TALISMAN – How much is too much?

This past weekend we played a long 4 player game of talisman in real life. One of the players, let’s call him Matt to protect the guilty, was new, and being a 4 person game, it took a long time. During and after the game, there was remarking about how much of a monster Talisman 4th edition has become and while 2nd edition became ‘fixed’ in about 1993 with the final Dragons Expansion, the Fantasy Flight version keeps going and going and going. This is a good thing but the question out of last night’s game was how many Talisman expansions are too much, not to own or to exist, but in actual PLAY during a single session?  There’s nothing wrong with having and Fantasy Flight creating tons of expansions, but like Cosmic Encounter, we don’t play with all of them all the time and over time, with about 75 games of Cosmic under my belt, I can tailor the playset to what group of players I have*.

First, let’s talk about the boards. The boards are big and beautiful and take up ALL your table space. You cannot physically reach across the boards to move your character without being Kareem Abdul Jabar, and most tables can’t even fit the entire five-part board upon them. In terms of gameplay, the worry that I had with the release of the Highlands expansion; that players would be all over the place and not interact or attack each other, has come to pass in spades with both the City and the Woods boards added to the Dungeon and Highlands. The main board simply does not get much attention except in the beginning of the game or when someone is going for the win the standard way. What’s more, since the means of getting to the middle can be so crippling the normal way with the Vampire on one side and Dice with Death on the other, players nearly always opt to go through the dungeon board which means you can get to the middle WITHOUT a Talisman!

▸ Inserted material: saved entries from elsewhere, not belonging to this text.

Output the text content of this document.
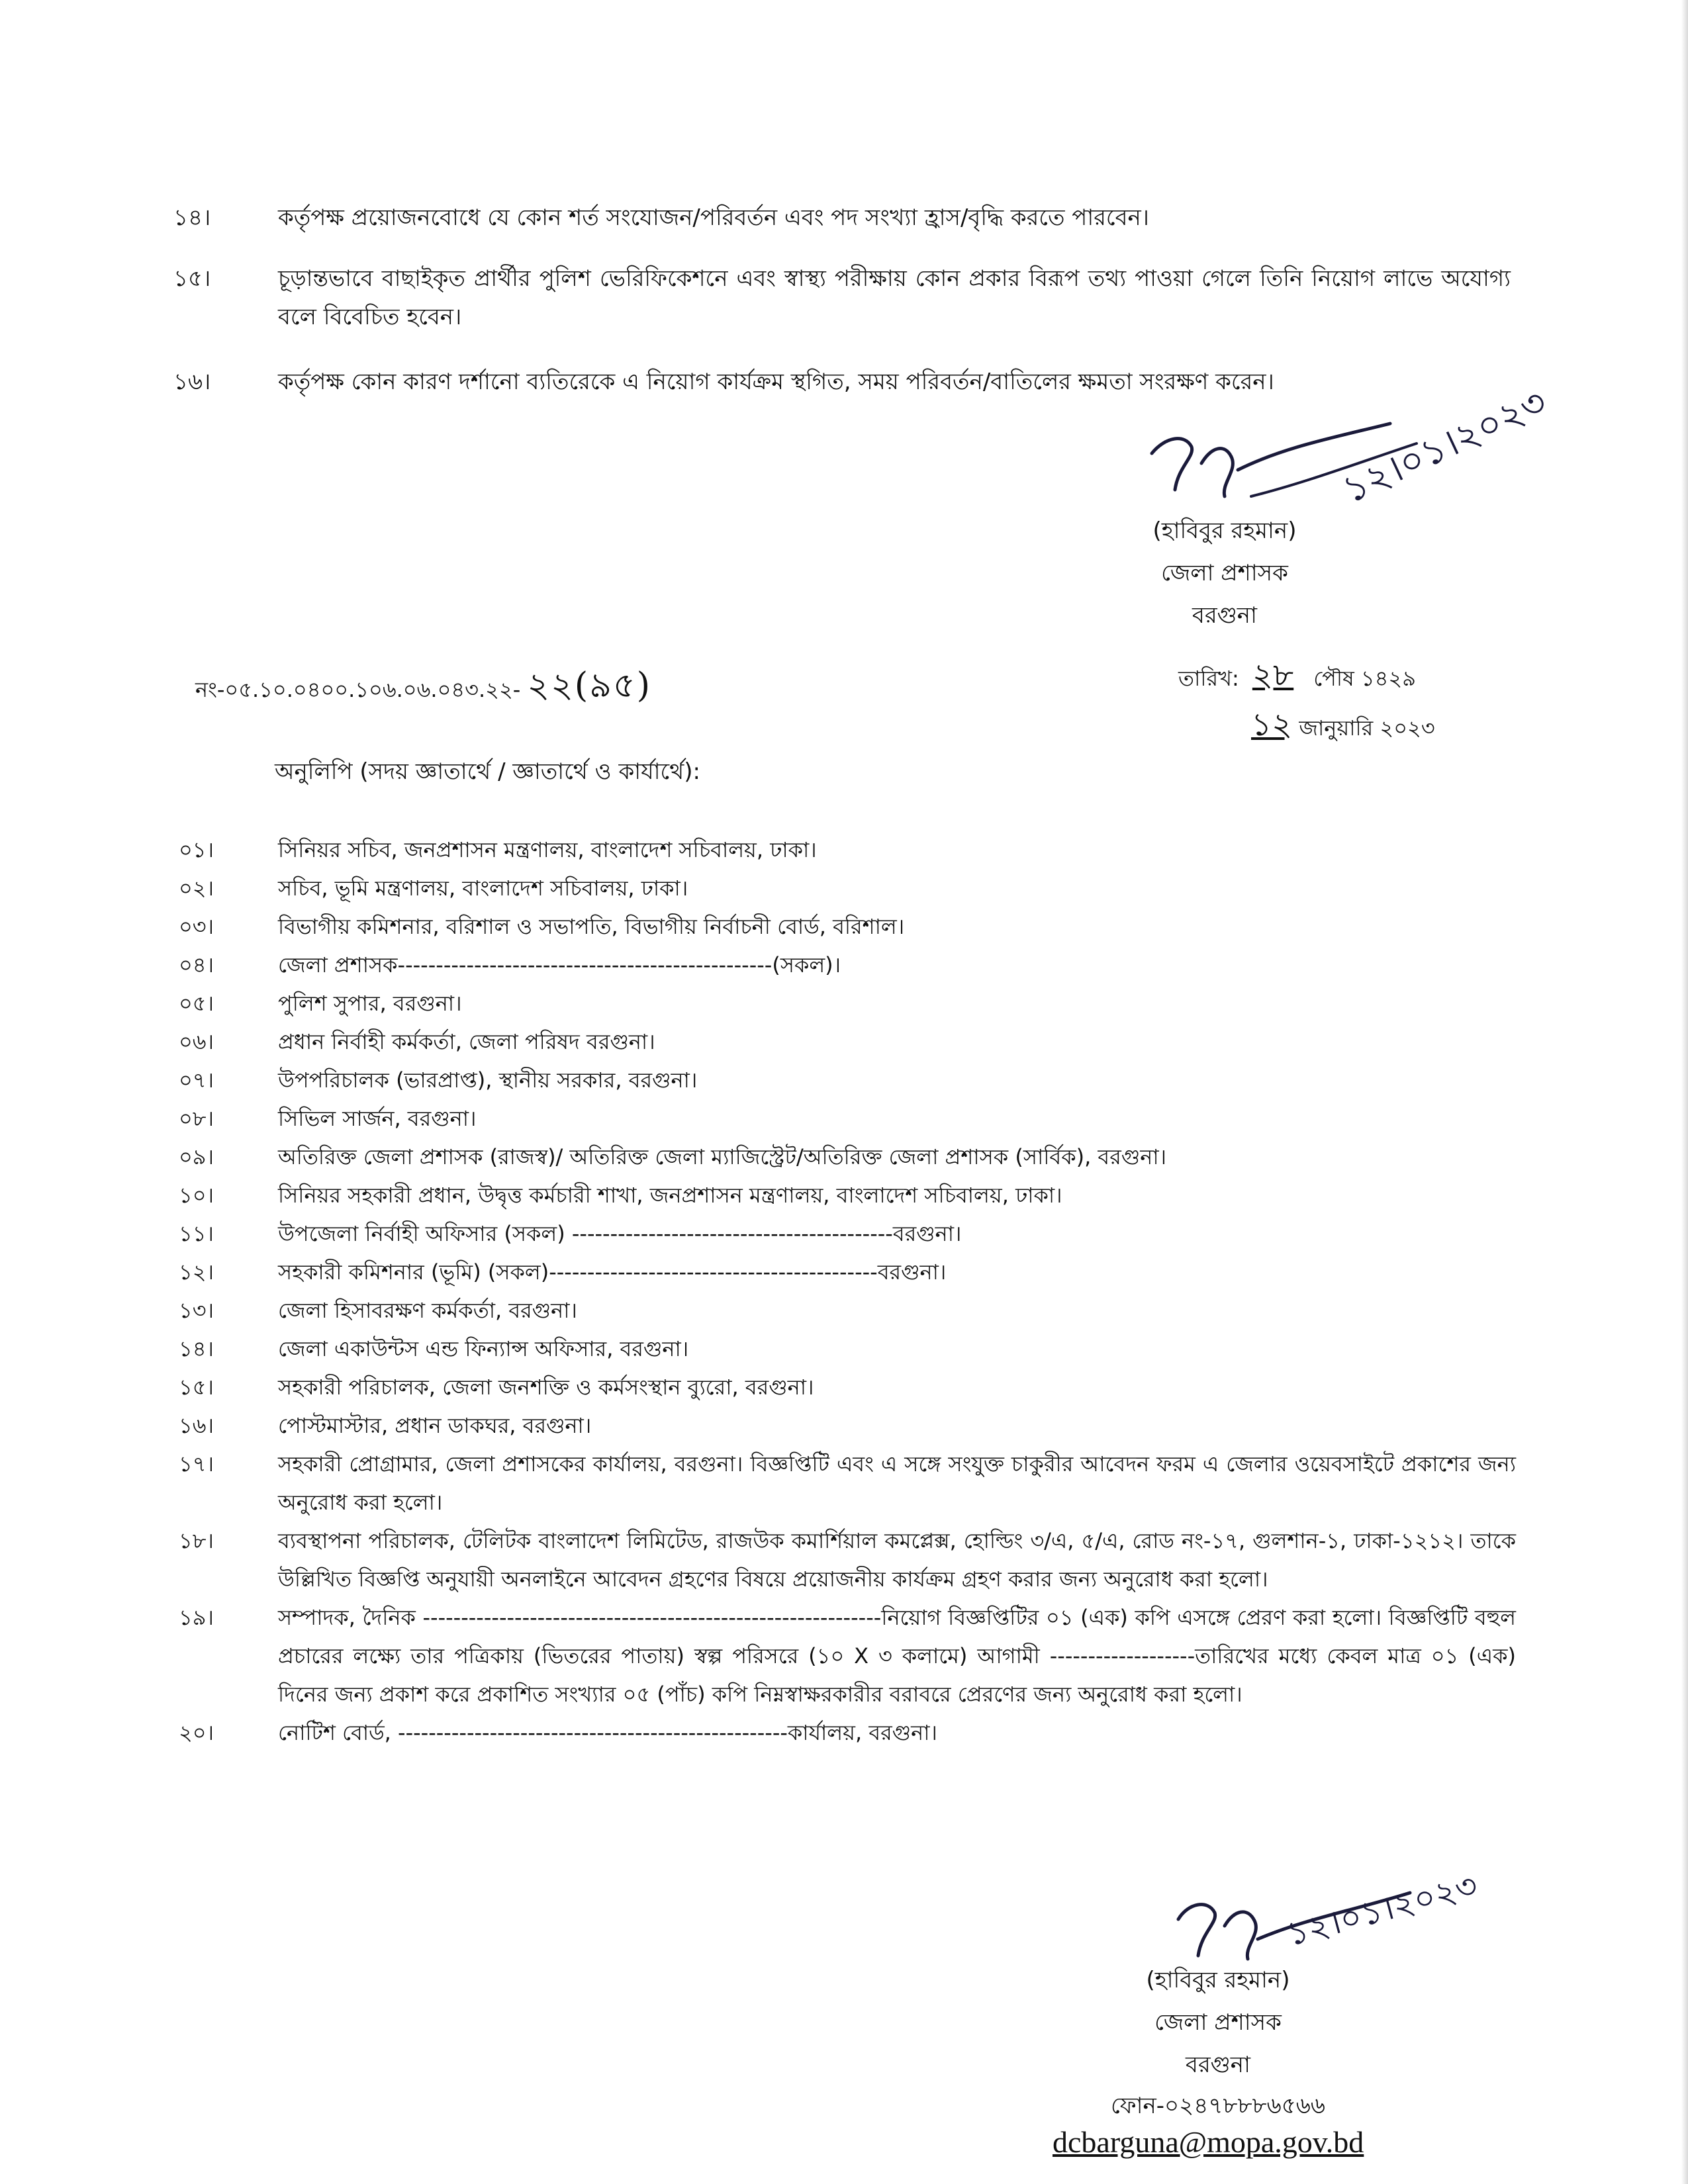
১৪।	কর্তৃপক্ষ প্রয়োজনবোধে যে কোন শর্ত সংযোজন/পরিবর্তন এবং পদ সংখ্যা হ্রাস/বৃদ্ধি করতে পারবেন।
১৫।	চূড়ান্তভাবে বাছাইকৃত প্রার্থীর পুলিশ ভেরিফিকেশনে এবং স্বাস্থ্য পরীক্ষায় কোন প্রকার বিরূপ তথ্য পাওয়া গেলে তিনি নিয়োগ লাভে অযোগ্য বলে বিবেচিত হবেন।
১৬।	কর্তৃপক্ষ কোন কারণ দর্শানো ব্যতিরেকে এ নিয়োগ কার্যক্রম স্থগিত, সময় পরিবর্তন/বাতিলের ক্ষমতা সংরক্ষণ করেন।	১২।০১।২০২৩
(হাবিবুর রহমান)
জেলা প্রশাসক
বরগুনা
নং-০৫.১০.০৪০০.১০৬.০৬.০৪৩.২২- ২২(৯৫)	তারিখ: ২৮ পৌষ ১৪২৯
১২ জানুয়ারি ২০২৩
অনুলিপি (সদয় জ্ঞাতার্থে / জ্ঞাতার্থে ও কার্যার্থে):
০১।	সিনিয়র সচিব, জনপ্রশাসন মন্ত্রণালয়, বাংলাদেশ সচিবালয়, ঢাকা।
০২।	সচিব, ভূমি মন্ত্রণালয়, বাংলাদেশ সচিবালয়, ঢাকা।
০৩।	বিভাগীয় কমিশনার, বরিশাল ও সভাপতি, বিভাগীয় নির্বাচনী বোর্ড, বরিশাল।
০৪।	জেলা প্রশাসক-------------------------------------------------(সকল)।
০৫।	পুলিশ সুপার, বরগুনা।
০৬।	প্রধান নির্বাহী কর্মকর্তা, জেলা পরিষদ বরগুনা।
০৭।	উপপরিচালক (ভারপ্রাপ্ত), স্থানীয় সরকার, বরগুনা।
০৮।	সিভিল সার্জন, বরগুনা।
০৯।	অতিরিক্ত জেলা প্রশাসক (রাজস্ব)/ অতিরিক্ত জেলা ম্যাজিস্ট্রেট/অতিরিক্ত জেলা প্রশাসক (সার্বিক), বরগুনা।
১০।	সিনিয়র সহকারী প্রধান, উদ্বৃত্ত কর্মচারী শাখা, জনপ্রশাসন মন্ত্রণালয়, বাংলাদেশ সচিবালয়, ঢাকা।
১১।	উপজেলা নির্বাহী অফিসার (সকল) ------------------------------------------বরগুনা।
১২।	সহকারী কমিশনার (ভূমি) (সকল)-------------------------------------------বরগুনা।
১৩।	জেলা হিসাবরক্ষণ কর্মকর্তা, বরগুনা।
১৪।	জেলা একাউন্টস এন্ড ফিন্যান্স অফিসার, বরগুনা।
১৫।	সহকারী পরিচালক, জেলা জনশক্তি ও কর্মসংস্থান ব্যুরো, বরগুনা।
১৬।	পোস্টমাস্টার, প্রধান ডাকঘর, বরগুনা।
১৭।	সহকারী প্রোগ্রামার, জেলা প্রশাসকের কার্যালয়, বরগুনা। বিজ্ঞপ্তিটি এবং এ সঙ্গে সংযুক্ত চাকুরীর আবেদন ফরম এ জেলার ওয়েবসাইটে প্রকাশের জন্য অনুরোধ করা হলো।
১৮।	ব্যবস্থাপনা পরিচালক, টেলিটক বাংলাদেশ লিমিটেড, রাজউক কমার্শিয়াল কমপ্লেক্স, হোল্ডিং ৩/এ, ৫/এ, রোড নং-১৭, গুলশান-১, ঢাকা-১২১২। তাকে উল্লিখিত বিজ্ঞপ্তি অনুযায়ী অনলাইনে আবেদন গ্রহণের বিষয়ে প্রয়োজনীয় কার্যক্রম গ্রহণ করার জন্য অনুরোধ করা হলো।
১৯।	সম্পাদক, দৈনিক ------------------------------------------------------------নিয়োগ বিজ্ঞপ্তিটির ০১ (এক) কপি এসঙ্গে প্রেরণ করা হলো। বিজ্ঞপ্তিটি বহুল প্রচারের লক্ষ্যে তার পত্রিকায় (ভিতরের পাতায়) স্বল্প পরিসরে (১০ X ৩ কলামে) আগামী -------------------তারিখের মধ্যে কেবল মাত্র ০১ (এক) দিনের জন্য প্রকাশ করে প্রকাশিত সংখ্যার ০৫ (পাঁচ) কপি নিম্নস্বাক্ষরকারীর বরাবরে প্রেরণের জন্য অনুরোধ করা হলো।
২০।	নোটিশ বোর্ড, ---------------------------------------------------কার্যালয়, বরগুনা।
১২।০১।২০২৩
(হাবিবুর রহমান)
জেলা প্রশাসক
বরগুনা
ফোন-০২৪৭৮৮৮৬৫৬৬
dcbarguna@mopa.gov.bd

Due to the size of the world, spell casters (Wizard for example), with their ability to reach out and touch someone, have really gotten a boost because it’s easier for them to hit and not get hit back since the strength characters have to give chase all over the regions. One of the main strategies to win is to try to kill off players that may be a threat (like the Wizard, Prophetess, Alchemist as some examples) as an early high-strength character (like the Warrior or the Troll), but when players can run to all sorts of different boards from the outset, some of which are more balanced to the character’s power levels than the main board is, it’s tough to bring a character to ground without the correct items in hand.

Comparing this to 2nd Edition where there is a main board, a dungeon board, a city board and the Timescape board all off to the side and not connected to the main board (physically at least) a lot of the action still occurred on the main board. The city had brutal cards in it so was a get in and get out sort of place, and the Dungeon was so stringent with what you can take in there (no horses, horse and cart, horse FOLLOWERS and the like) that it was usually only used for escape. Timescape is very difficult to get into early game since there is only one way in via the enchantress in the city. Once the adventure cards start dropping, there are typically gates all over the place.

What I want to do is look at the most basic Talisman needed for fun play and see what can reasonably be added to that to make a fun game and not a huge chore to play.  The only required sets are the base set and the Reaper expansion (whether or not you actually use the reaper in play is irrelevant, the cards that come with this expansion are essential), everything else I consider non-essential, not that I would ever play with just the reaper expansion and the base set!  I’ll do a series of posts in the next month or so on what expansions add and which detract and dilute.

*(with some n00bs at the table, I use 4 planets per player, all the aliens and Hazard cards and that’s it, with experienced players we go 5 planets, throw in tech, satellites and everything else).